添加网络源和凭证来扫描资产,如您的网络中的物理虚拟机、虚拟机或容器。如需更多信息,请参阅以下信息:
添加 satellite 源和凭证,以扫描您的 Red Hat Satellite Server 部署以查找它管理的资产。如需更多信息,请参阅以下信息:
添加 vcenter 源和凭证,以扫描您的 vCenter 服务器部署以查找它管理的资产。如需更多信息,请参阅以下信息:
添加 OpenShift 源和凭证以扫描 Red Hat OpenShift Container Platform 集群的部署。如需更多信息,请参阅以下信息:
3.1. 添加网络源和凭证
要在网络中的一个或多个物理机器、虚拟机或容器上运行扫描,您必须添加一个源来标识要扫描的每个资产。然后,您必须添加包含身份验证数据的凭证来访问每个资产。
了解更多
添加一个或多个网络源和凭证,以提供扫描网络中资产所需的信息。如需更多信息,请参阅以下信息:
要了解更多有关源和凭证以及如何使用它们的信息,请查看以下信息:
要了解更多有关发现如何使用您的网络上的资产进行身份验证的信息,请查看以下信息。
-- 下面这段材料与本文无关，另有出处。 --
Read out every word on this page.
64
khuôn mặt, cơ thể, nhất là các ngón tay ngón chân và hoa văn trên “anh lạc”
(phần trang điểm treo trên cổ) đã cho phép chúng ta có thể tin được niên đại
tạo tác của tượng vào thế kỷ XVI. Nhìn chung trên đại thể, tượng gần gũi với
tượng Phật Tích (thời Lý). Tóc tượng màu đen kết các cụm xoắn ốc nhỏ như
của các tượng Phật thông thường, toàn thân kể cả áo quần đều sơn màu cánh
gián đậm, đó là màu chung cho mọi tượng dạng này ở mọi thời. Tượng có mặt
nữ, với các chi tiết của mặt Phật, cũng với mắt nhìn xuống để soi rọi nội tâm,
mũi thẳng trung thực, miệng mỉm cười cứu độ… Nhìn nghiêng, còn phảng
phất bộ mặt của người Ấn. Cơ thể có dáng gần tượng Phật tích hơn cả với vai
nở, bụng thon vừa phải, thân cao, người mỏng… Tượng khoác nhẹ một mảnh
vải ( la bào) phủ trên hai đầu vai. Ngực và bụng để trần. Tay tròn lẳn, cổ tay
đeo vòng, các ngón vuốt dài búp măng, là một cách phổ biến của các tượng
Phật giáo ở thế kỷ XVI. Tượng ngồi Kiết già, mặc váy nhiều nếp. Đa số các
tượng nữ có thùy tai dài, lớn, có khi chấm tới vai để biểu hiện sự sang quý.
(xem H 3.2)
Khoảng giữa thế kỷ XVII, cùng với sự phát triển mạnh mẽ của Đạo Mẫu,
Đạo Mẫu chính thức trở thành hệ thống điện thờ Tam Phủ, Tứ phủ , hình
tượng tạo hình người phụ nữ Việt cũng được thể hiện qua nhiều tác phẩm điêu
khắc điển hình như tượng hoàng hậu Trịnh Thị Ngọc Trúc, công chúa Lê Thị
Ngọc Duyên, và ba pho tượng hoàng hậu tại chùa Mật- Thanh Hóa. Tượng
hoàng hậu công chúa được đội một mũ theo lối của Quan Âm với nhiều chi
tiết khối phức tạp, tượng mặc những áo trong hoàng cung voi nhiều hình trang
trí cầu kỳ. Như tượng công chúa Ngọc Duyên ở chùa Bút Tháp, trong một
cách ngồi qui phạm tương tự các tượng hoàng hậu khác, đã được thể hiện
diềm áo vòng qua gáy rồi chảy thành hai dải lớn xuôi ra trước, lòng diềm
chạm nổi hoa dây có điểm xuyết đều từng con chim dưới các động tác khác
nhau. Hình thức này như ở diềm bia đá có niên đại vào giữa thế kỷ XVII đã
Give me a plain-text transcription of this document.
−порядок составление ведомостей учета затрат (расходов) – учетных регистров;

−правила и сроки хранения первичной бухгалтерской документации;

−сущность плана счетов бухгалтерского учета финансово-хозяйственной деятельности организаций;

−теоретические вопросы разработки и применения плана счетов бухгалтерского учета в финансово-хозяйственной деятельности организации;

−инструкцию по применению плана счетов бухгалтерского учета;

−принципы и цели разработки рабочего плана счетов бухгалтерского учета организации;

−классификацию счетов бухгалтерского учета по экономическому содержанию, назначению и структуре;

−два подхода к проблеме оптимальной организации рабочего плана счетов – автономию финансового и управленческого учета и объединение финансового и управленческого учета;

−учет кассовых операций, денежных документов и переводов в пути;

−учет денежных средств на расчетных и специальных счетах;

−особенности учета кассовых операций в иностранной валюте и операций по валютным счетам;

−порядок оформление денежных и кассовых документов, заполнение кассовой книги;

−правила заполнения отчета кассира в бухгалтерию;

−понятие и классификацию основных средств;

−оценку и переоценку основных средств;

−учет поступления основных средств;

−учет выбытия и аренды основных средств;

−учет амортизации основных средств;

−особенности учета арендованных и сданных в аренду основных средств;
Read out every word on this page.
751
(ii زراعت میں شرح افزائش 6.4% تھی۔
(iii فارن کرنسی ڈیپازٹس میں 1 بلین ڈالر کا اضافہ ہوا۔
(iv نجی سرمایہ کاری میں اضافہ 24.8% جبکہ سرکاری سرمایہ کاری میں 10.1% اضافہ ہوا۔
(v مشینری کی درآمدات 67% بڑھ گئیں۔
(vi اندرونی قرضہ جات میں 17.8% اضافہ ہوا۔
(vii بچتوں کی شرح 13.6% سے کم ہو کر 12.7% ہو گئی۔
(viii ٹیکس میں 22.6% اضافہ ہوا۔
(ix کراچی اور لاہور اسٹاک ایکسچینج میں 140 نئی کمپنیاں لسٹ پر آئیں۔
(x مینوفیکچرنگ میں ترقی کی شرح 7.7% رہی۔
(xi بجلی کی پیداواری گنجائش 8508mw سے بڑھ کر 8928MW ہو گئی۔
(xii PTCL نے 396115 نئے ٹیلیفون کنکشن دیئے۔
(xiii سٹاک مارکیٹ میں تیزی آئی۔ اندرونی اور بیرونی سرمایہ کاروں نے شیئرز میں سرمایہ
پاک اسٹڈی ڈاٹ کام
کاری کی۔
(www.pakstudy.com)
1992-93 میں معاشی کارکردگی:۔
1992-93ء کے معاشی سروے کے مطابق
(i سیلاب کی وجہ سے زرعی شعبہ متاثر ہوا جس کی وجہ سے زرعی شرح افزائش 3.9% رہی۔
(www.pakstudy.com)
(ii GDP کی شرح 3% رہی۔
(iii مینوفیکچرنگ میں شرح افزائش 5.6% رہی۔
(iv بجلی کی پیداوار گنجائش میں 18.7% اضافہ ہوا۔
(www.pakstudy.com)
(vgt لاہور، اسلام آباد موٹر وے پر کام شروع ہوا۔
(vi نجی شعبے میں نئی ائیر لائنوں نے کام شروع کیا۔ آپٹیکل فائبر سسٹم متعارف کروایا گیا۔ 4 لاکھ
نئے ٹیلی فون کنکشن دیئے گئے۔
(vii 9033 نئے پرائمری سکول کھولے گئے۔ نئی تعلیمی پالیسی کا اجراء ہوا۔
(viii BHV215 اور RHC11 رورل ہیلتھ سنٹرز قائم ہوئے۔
这些信息包括关于以升级权限运行命令的指导,这是在网络凭证配置过程中可能需要进行的选择:
3.1.1. 添加网络源
您可以从初始 Welcome 页面或 Sources 视图添加源。
流程
点击该选项根据您的位置添加新凭证:
- 在 Welcome 页面中,单击 Add Source。
- 在 Sources 视图中,点 Add。
此时会打开 Add Source 向导。
- 在 Type 页面中,选择 Network Range 作为源类型,然后点 Next。
在 Credentials 页面中,输入以下信息。
- 在 Name 字段中输入描述性名称。
在 Search Address 字段中,输入用逗号分开的一个或多个网络标识符。您可以输入主机名、IP 地址和 IP 范围。
-
输入主机名作为 DNS 主机名,例如
server1.example.com。 -
在 CIDR 或 Ansible 表示法中输入 IP 范围,例如,对于 CIDR 表示法,使用
192.168.1.[1:254]作为 Ansible 表示法。
-
输入主机名作为 DNS 主机名,例如
- 可选:在 Port 字段中,如果您不希望扫描在默认端口 22 上运行,请输入不同的端口。
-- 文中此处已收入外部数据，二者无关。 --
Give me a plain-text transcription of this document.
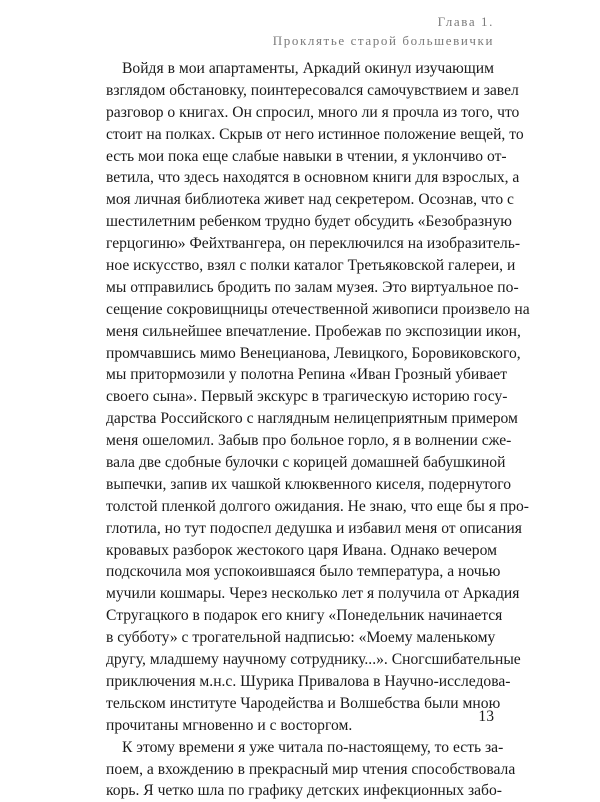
Глава 1.
Проклятье старой большевички
Войдя в мои апартаменты, Аркадий окинул изучающим
взглядом обстановку, поинтересовался самочувствием и завел
разговор о книгах. Он спросил, много ли я прочла из того, что
стоит на полках. Скрыв от него истинное положение вещей, то
есть мои пока еще слабые навыки в чтении, я уклончиво от-
ветила, что здесь находятся в основном книги для взрослых, а
моя личная библиотека живет над секретером. Осознав, что с
шестилетним ребенком трудно будет обсудить «Безобразную
герцогиню» Фейхтвангера, он переключился на изобразитель-
ное искусство, взял с полки каталог Третьяковской галереи, и
мы отправились бродить по залам музея. Это виртуальное по-
сещение сокровищницы отечественной живописи произвело на
меня сильнейшее впечатление. Пробежав по экспозиции икон,
промчавшись мимо Венецианова, Левицкого, Боровиковского,
мы притормозили у полотна Репина «Иван Грозный убивает
своего сына». Первый экскурс в трагическую историю госу-
дарства Российского с наглядным нелицеприятным примером
меня ошеломил. Забыв про больное горло, я в волнении сже-
вала две сдобные булочки с корицей домашней бабушкиной
выпечки, запив их чашкой клюквенного киселя, подернутого
толстой пленкой долгого ожидания. Не знаю, что еще бы я про-
глотила, но тут подоспел дедушка и избавил меня от описания
кровавых разборок жестокого царя Ивана. Однако вечером
подскочила моя успокоившаяся было температура, а ночью
мучили кошмары. Через несколько лет я получила от Аркадия
Стругацкого в подарок его книгу «Понедельник начинается
в субботу» с трогательной надписью: «Моему маленькому
другу, младшему научному сотруднику...». Сногсшибательные
приключения м.н.с. Шурика Привалова в Научно-исследова-
тельском институте Чародейства и Волшебства были мною
прочитаны мгновенно и с восторгом.
К этому времени я уже читала по-настоящему, то есть за-
поем, а вхождению в прекрасный мир чтения способствовала
корь. Я четко шла по графику детских инфекционных забо-
13
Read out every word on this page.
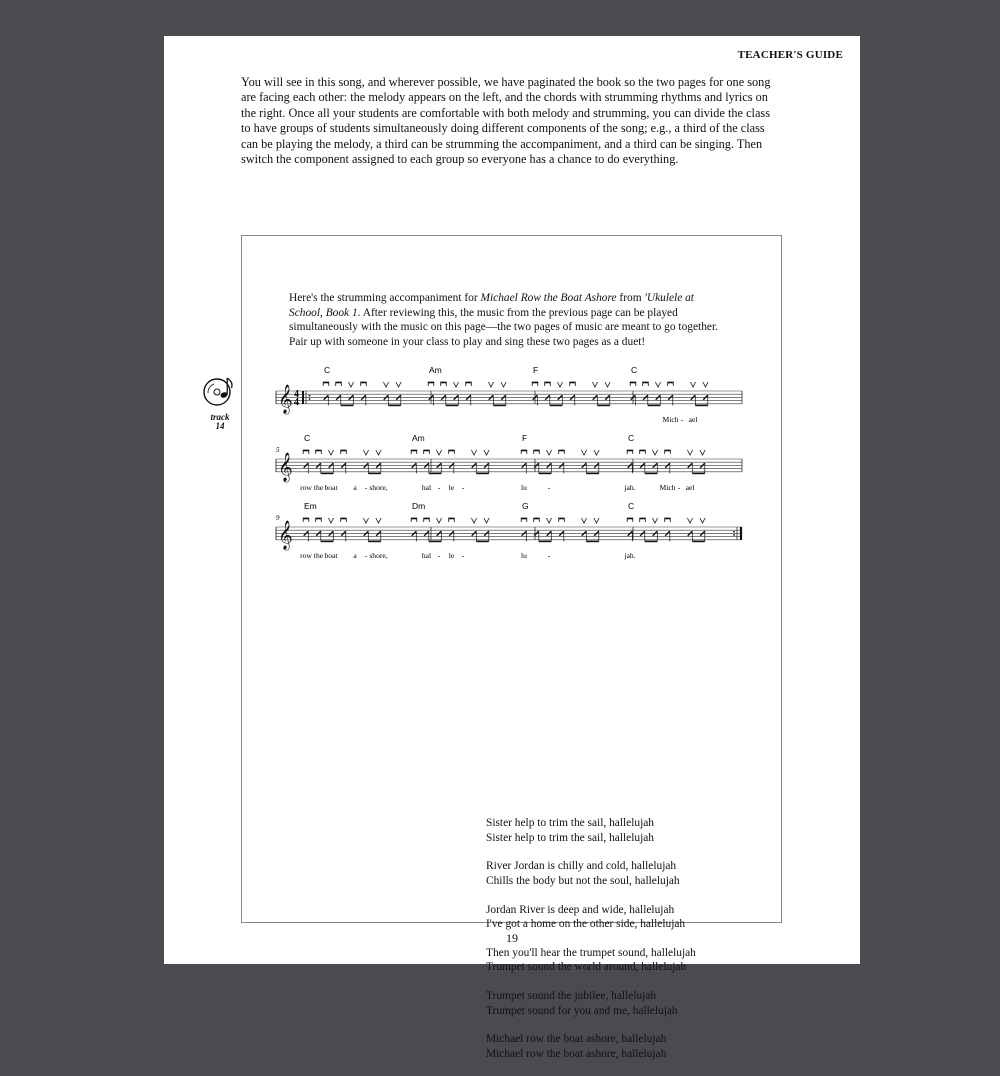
TEACHER'S GUIDE

You will see in this song, and wherever possible, we have paginated the book so the two pages for one song are facing each other: the melody appears on the left, and the chords with strumming rhythms and lyrics on the right. Once all your students are comfortable with both melody and strumming, you can divide the class to have groups of students simultaneously doing different components of the song; e.g., a third of the class can be playing the melody, a third can be strumming the accompaniment, and a third can be singing. Then switch the component assigned to each group so everyone has a chance to do everything.

Here's the strumming accompaniment for Michael Row the Boat Ashore from 'Ukulele at School, Book 1. After reviewing this, the music from the previous page can be played simultaneously with the music on this page—the two pages of music are meant to go together. Pair up with someone in your class to play and sing these two pages as a duet!

𝄞 4
4
C	Am	F	C
Mich - ael
𝄞
5
C
row the boat a - shore,
Am
hal - le -
F
lu	-
C
jah.	Mich - ael
𝄞
9
Em
row the boat a - shore,
Dm
hal - le -
G
lu	-
C
jah.
Sister help to trim the sail, hallelujah
Sister help to trim the sail, hallelujah
River Jordan is chilly and cold, hallelujah
Chills the body but not the soul, hallelujah
Jordan River is deep and wide, hallelujah
I've got a home on the other side, hallelujah
Then you'll hear the trumpet sound, hallelujah
Trumpet sound the world around, hallelujah
Trumpet sound the jubilee, hallelujah
Trumpet sound for you and me, hallelujah
Michael row the boat ashore, hallelujah
Michael row the boat ashore, hallelujah
track
14
19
- 在 Credentials 列表中,选择访问此源网络资源所需的凭证。如果所需的凭证不存在,点 Add a credential 图标打开 Add Credential 向导。
- 如果您的网络资源需要 Ansible 连接方法是 Python SSH 实现 Paramiko,而不是默认的 OpenSSH 实现,请选择 使用 Paramiko 而不是 OpenSSH 复选框的连接。
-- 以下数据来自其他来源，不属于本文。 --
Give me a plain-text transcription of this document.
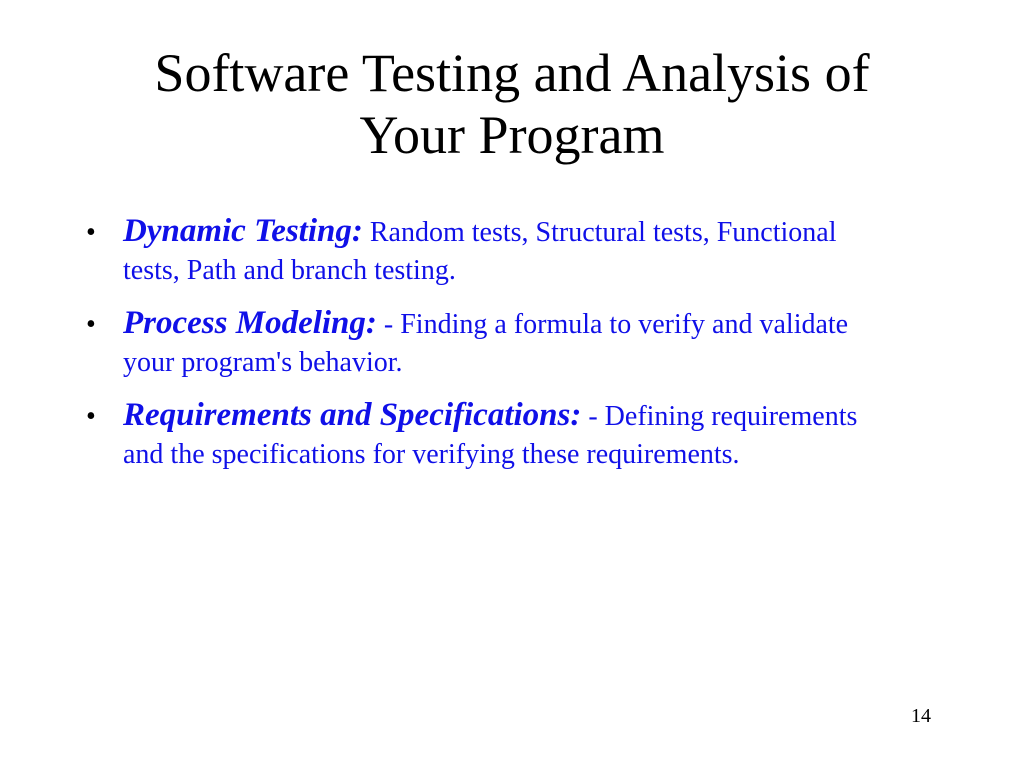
Software Testing and Analysis of
Your Program
• Dynamic Testing: Random tests, Structural tests, Functional tests, Path and branch testing.
• Process Modeling: - Finding a formula to verify and validate your program's behavior.
• Requirements and Specifications: - Defining requirements and the specifications for verifying these requirements.
14
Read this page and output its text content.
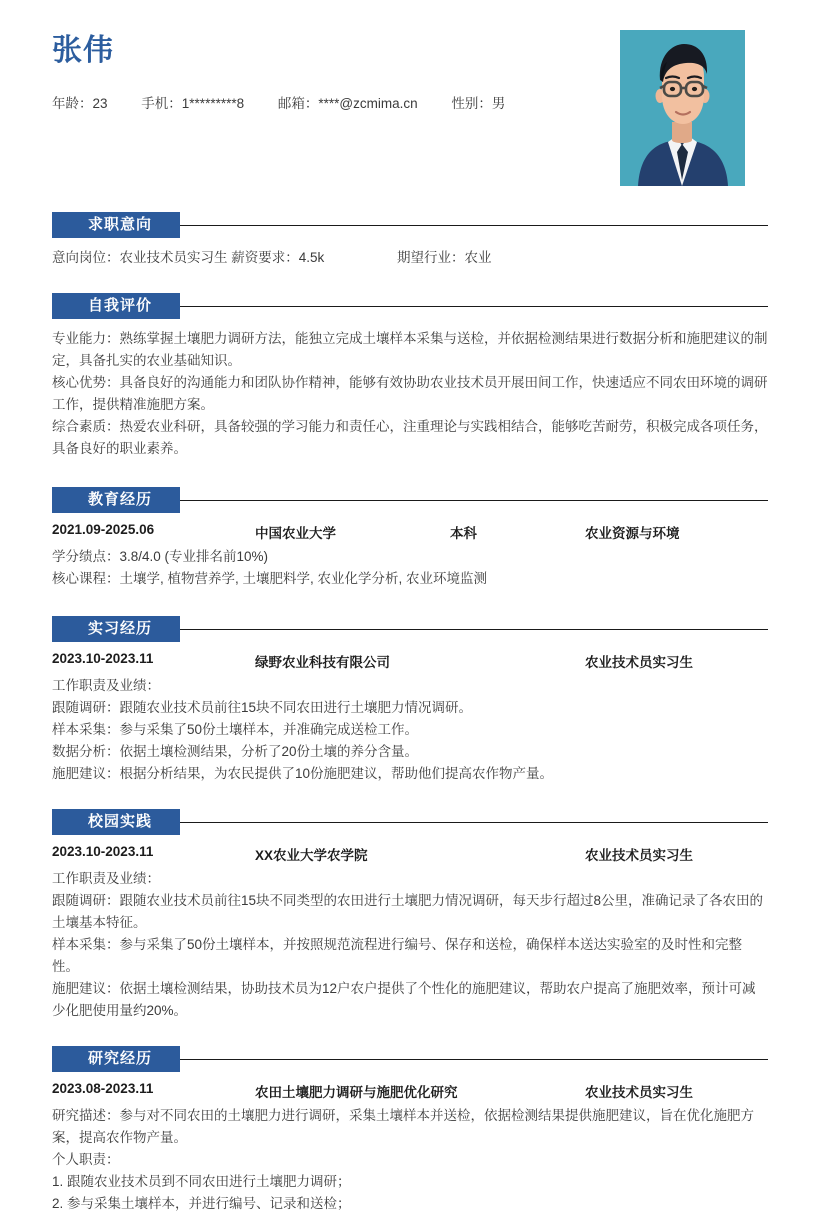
张伟
年龄：23	手机：1*********8	邮箱：****@zcmima.cn	性别：男
求职意向
意向岗位：农业技术员实习生 薪资要求：4.5k	期望行业：农业
自我评价

专业能力：熟练掌握土壤肥力调研方法，能独立完成土壤样本采集与送检，并依据检测结果进行数据分析和施肥建议的制定，具备扎实的农业基础知识。

核心优势：具备良好的沟通能力和团队协作精神，能够有效协助农业技术员开展田间工作，快速适应不同农田环境的调研工作，提供精准施肥方案。

综合素质：热爱农业科研，具备较强的学习能力和责任心，注重理论与实践相结合，能够吃苦耐劳，积极完成各项任务，具备良好的职业素养。

教育经历
2021.09-2025.06	中国农业大学	本科	农业资源与环境

学分绩点：3.8/4.0 (专业排名前10%)

核心课程：土壤学, 植物营养学, 土壤肥料学, 农业化学分析, 农业环境监测

实习经历
2023.10-2023.11	绿野农业科技有限公司	农业技术员实习生

工作职责及业绩：

跟随调研：跟随农业技术员前往15块不同农田进行土壤肥力情况调研。

样本采集：参与采集了50份土壤样本，并准确完成送检工作。

数据分析：依据土壤检测结果，分析了20份土壤的养分含量。

施肥建议：根据分析结果，为农民提供了10份施肥建议，帮助他们提高农作物产量。

校园实践
2023.10-2023.11	XX农业大学农学院	农业技术员实习生

工作职责及业绩：

跟随调研：跟随农业技术员前往15块不同类型的农田进行土壤肥力情况调研，每天步行超过8公里，准确记录了各农田的土壤基本特征。

样本采集：参与采集了50份土壤样本，并按照规范流程进行编号、保存和送检，确保样本送达实验室的及时性和完整性。

施肥建议：依据土壤检测结果，协助技术员为12户农户提供了个性化的施肥建议，帮助农户提高了施肥效率，预计可减少化肥使用量约20%。

研究经历
2023.08-2023.11	农田土壤肥力调研与施肥优化研究	农业技术员实习生

研究描述：参与对不同农田的土壤肥力进行调研，采集土壤样本并送检，依据检测结果提供施肥建议，旨在优化施肥方案，提高农作物产量。

个人职责：

1. 跟随农业技术员到不同农田进行土壤肥力调研；

2. 参与采集土壤样本，并进行编号、记录和送检；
- 点 Save 保存源,然后点 Close 关闭 Add Source 向导。
3.1.2. 添加网络凭证
您可以在创建源的过程中从 Credentials 视图或 Add Source 向导添加凭证。您可能需要添加多个凭证来对包含在单个源中的所有资产进行身份验证。
先决条件
如果要将 SSH 密钥身份验证类型用于网络凭证,则需要将要使用的每个 SSH 私钥复制到在发现服务器安装过程中映射到
/sshkeys的目录中。此目录的默认路径为/var/discovery/server/volumes/sshkeys。有关
/sshkeys目录中可用的 SSH 密钥的更多信息,或者请求向该目录添加密钥,请联系管理您的发现服务器的管理员。
流程
点击该选项根据您的位置添加新凭证:
-
在 Credentials 视图中,点
。 - 在 Add Source 向导中,点 Credentials 字段的 Add a credential 图标。
此时会打开 Add Credential 向导。
-
在 Credentials 视图中,点
- 在 Credential Name 字段中输入描述性名称。
- 在 Authentication Type 字段中,选择您要使用的验证类型。您可以选择 Username 和 Password 或 SSH Key。
根据身份验证类型,在适当的字段中输入身份验证数据。
- 对于用户名和密码身份验证,请为用户输入用户名和密码。此用户必须具有对您的网络或要扫描的网络子集的 root 级别访问权限。或者,此用户必须能够使用所选 become 方法获取 root 级别访问权限。
-
对于 SSH 密钥身份验证,请输入一个用户名和到发现服务器容器本地的 SSH 密钥的路径。例如,如果密钥文件位于服务器上的
/var/discovery/server/volumes/sshkeys默认路径中,请在 SSH Key File 字段中输入该路径。输入密码短语是可选的。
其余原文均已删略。